Last November, after CNN aired an episode about the case on The Hunt (hosted by missing-child champion John Walsh), Mary’s mother returned to America and turned herself in. She was freed on $50,000 bond and a hearing is set for early May.
Upon her arrest, Genevieve Kelley was ordered not to have any contact with her daughter, who, at the time, was still a missing person. According to the New Hampshire Union Leader, Kelley’s lawyer Alan Rosenfield says his client had no choice but to flee to protect the child’s safety. He is asking the court to give Kelley a jury trial to determine whether she should be convicted of kidnapping. He says she should not—based on her sincere belief that she was protecting her daughter.
On Wednesday, Mary Nunes reappeared. She returned to the U.S. with her stepfather after requesting temporary American passports from a consulate office in Costa Rica on April 13. According to CBS News Crimesider, authorities alerted the U.S. Marshals and missing-persons agencies to warn them that the pair were on their way back. “During this process, it was learned that [Scott] Kelley had an outstanding arrest warrant for unlawful flight to avoid prosecution and that Nunes, 19, was a missing person,” according to a statement reported Crimesider. “Given this information, Kelley and Nunes were issued temporary passports for travel back to the United States.”
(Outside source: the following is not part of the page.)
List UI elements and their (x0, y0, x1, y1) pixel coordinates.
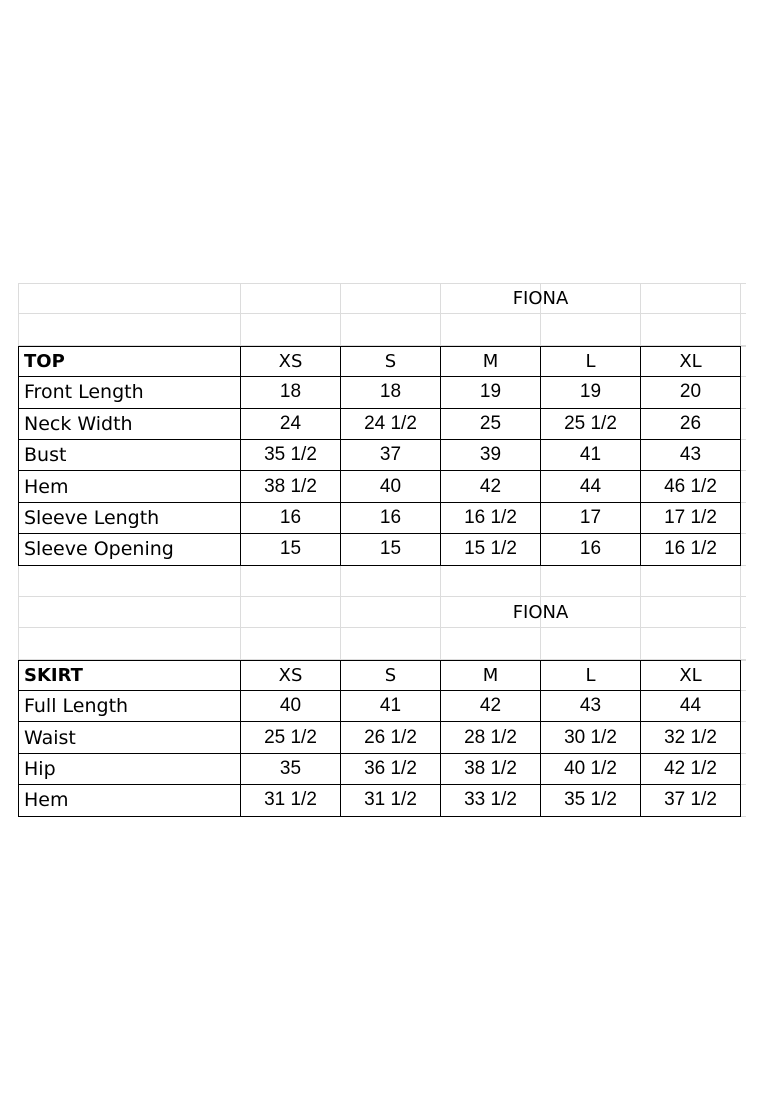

Scott Kelley was immediately arrested in Atlanta, and Nunes was allowed to travel to Colorado with Rosenfield, according to the Union Leader, though she is apparently not able to reunite with her mother due to the conditions of her mother’s bail. Because she has not seen her father for 11 years, and very likely has been told that she was sexually abused by him, she has not yet been reunited with him. Scott Kelley faces extradition back to New Hampshire. A trial date has not yet been set for him.
According to the Associated Press, Nunes’ father looks forward to setting the record straight. “It’s very hard for us to reconcile our mental image of her as a 7-year-old girl with the reality that she’s a gawky, beautiful, 18-year-old teenager that we could pass on the street and might not even recognize,” Mark Nunes said in a statement in November. “We love Mary and are overjoyed that she is alive and back in the U.S. Our hearts and home are open to her, and we will do everything we can to insure she remains safe and healthy. We look forward to the day our family is finally reunited.”